Exchanging notes and sharing ideas across APAC
ASIC will be “exchanging notes regularly” with its counterparts across the Asia-Pacific region, particularly in Hong Kong and Singapore. Over the past two years, regulators have seen scams sweep across the region in waves, as perpetrators seek out vulnerable consumers. Regulators are hopeful that by pooling their knowledge they will be able to detect new financial fraud typologies and take pre-emptive action to protect the financial system.
The increase in cross-border collaboration will also assist with efforts to boost economic activity across the Asia-Pacific region in 2022.
“We really benefit from the fact that we exchange notes. As a result we can adjust our regulatory settings, where sensible, to really help firms to operate in the current environment. The pandemic environment is here with us for a while and none of us have perfect insight into whether or when things might change,” Armour said.
Regulators in Australia will continue to foster a robust “regtech” sector in 2022. The various “sandboxes” will continue to grow as local regulators support the push towards innovative solutions such as digital regulation, robotics and machine learning to deal with complex regulatory challenges.
ASIC officials said this would be crucial to help compliance and risk teams manage their growing responsibilities in a volatile and challenging regulatory and economic environment.

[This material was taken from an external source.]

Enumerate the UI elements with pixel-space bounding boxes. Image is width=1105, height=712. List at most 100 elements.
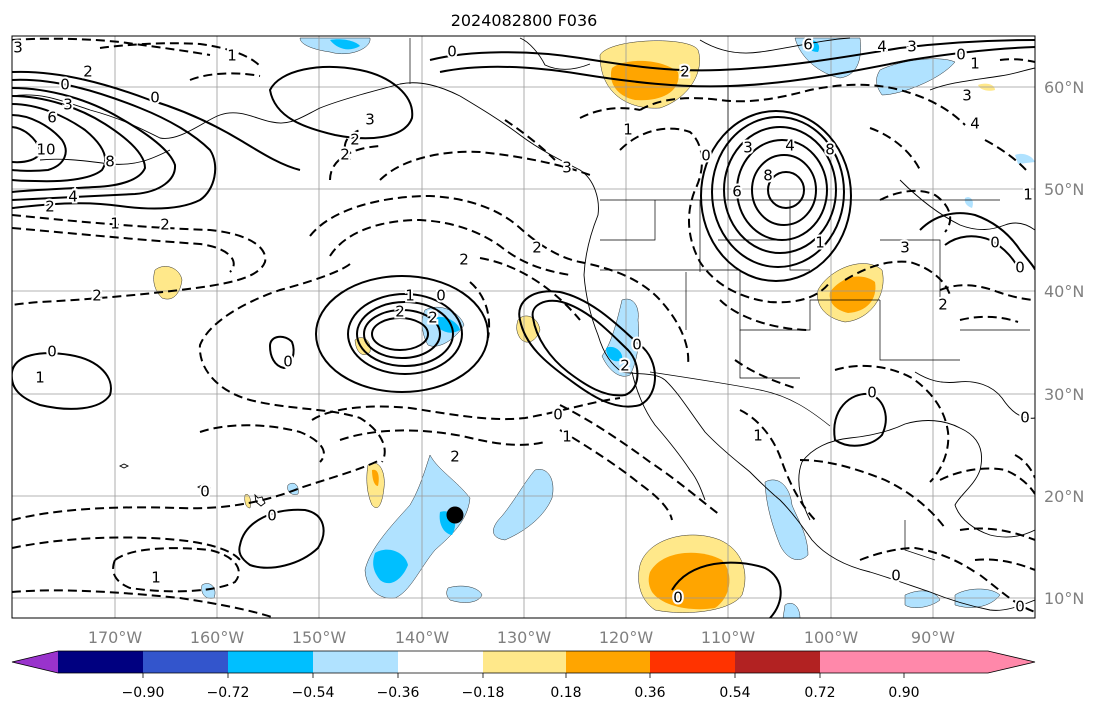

Financial crime in the crosshairs
The Australian Transaction Reports and Analysis Centre (AUSTRAC) is expected to continue its close collaboration with other financial regulators throughout the year ahead. The increase in frauds and scams in recent years has narrowed the gap between the regulatory perimeters of the conduct and AML regulators.
On the enforcement front, AUSTRAC is hoping to wind down its intense activity in the banking sector as part of the broader commitment to Australia’s post-COVID recovery. The agency has finalised major actions against Commonwealth Bank and Westpac in recent years and is now looking to finalise its work with the National Australia Bank (NAB). AUSTRAC has confirmed that it does not have any outstanding enforcement issues with the country’s fourth “pillar” bank, the ANZ Banking Group.

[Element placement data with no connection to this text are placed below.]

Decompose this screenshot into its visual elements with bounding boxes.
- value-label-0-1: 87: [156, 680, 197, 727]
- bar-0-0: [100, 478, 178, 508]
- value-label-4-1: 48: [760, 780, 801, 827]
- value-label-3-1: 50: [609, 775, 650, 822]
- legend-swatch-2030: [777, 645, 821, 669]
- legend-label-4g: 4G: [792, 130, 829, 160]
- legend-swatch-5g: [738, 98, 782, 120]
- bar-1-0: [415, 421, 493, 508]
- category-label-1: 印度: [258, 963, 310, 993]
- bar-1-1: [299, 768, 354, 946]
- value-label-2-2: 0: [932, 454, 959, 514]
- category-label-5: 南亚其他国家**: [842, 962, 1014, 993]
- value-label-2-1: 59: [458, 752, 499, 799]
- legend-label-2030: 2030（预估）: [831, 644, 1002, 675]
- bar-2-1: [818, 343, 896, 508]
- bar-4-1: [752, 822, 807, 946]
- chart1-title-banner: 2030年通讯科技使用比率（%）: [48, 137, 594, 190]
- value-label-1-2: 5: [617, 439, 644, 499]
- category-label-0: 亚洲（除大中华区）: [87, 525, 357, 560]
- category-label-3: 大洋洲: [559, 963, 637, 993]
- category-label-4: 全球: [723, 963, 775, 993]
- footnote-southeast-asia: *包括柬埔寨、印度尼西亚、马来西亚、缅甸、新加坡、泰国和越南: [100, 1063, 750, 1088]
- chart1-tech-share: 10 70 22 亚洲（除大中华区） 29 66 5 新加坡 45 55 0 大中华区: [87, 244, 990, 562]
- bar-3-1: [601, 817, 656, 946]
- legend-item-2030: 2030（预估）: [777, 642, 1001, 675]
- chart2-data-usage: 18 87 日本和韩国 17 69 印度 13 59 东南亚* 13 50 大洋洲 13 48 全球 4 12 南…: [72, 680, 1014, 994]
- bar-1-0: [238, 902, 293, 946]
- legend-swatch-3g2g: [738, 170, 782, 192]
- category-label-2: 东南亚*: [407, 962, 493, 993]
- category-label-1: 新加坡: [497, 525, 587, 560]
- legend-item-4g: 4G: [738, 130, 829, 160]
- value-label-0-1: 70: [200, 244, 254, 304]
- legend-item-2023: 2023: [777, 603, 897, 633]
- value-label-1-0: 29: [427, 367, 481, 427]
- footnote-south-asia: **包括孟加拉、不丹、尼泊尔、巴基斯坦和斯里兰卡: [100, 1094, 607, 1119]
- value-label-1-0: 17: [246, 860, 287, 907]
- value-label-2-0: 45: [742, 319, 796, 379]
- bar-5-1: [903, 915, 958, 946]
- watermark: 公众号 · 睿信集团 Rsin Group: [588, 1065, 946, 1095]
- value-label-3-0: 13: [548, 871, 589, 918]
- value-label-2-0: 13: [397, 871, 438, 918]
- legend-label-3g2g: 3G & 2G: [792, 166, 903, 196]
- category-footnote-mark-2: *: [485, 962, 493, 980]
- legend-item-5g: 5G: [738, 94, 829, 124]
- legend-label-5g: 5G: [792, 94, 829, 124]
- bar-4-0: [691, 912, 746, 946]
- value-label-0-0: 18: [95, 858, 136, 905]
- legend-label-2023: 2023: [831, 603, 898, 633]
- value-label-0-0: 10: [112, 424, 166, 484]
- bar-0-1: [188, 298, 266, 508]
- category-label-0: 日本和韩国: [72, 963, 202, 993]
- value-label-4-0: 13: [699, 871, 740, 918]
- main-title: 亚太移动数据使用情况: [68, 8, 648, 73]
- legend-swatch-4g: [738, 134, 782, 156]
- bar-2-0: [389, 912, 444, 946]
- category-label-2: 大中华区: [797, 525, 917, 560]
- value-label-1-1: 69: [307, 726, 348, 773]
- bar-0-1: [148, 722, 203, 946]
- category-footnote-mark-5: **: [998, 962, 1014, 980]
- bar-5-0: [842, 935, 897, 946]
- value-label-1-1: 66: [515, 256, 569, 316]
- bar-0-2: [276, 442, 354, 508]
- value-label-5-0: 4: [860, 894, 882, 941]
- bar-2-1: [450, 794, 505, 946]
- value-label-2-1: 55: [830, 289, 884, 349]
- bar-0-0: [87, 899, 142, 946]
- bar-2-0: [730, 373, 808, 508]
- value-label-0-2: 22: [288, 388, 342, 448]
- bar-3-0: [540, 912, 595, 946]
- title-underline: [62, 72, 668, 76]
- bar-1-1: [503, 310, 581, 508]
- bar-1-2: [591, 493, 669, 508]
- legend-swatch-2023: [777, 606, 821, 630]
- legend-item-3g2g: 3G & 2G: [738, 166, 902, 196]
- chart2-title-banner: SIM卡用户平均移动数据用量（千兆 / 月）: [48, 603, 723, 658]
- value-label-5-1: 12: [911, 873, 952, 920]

The year ahead will likely see some major actions, however, against the country’s largest casino operators. The state-based enquiries and royal commissions against Crown Resorts in 2021 have given the regulator fertile ground for enforcement action. AUSTRAC’s enforcement team are also looking at some of the country’s other major gambling players, including Star Entertainment Group Ltd.
AML compliance teams are expected to have another busy year as they attempt to identify suspicious activity within a radically different post-COVID operating environment for many of their clients. Trade-based money-laundering is also expected to be a top priority for reporting entities in the next 12 months.
Top regulatory priorities for 2022
- Cyber risk
- Environmental, social and governance (ESG) issues
- COVID-19 recovery and economic resilience
- Digital assets, innovation and fintech
- Fraud and financial crime
This article first appeared on Thomson Reuters Regulatory Intelligence.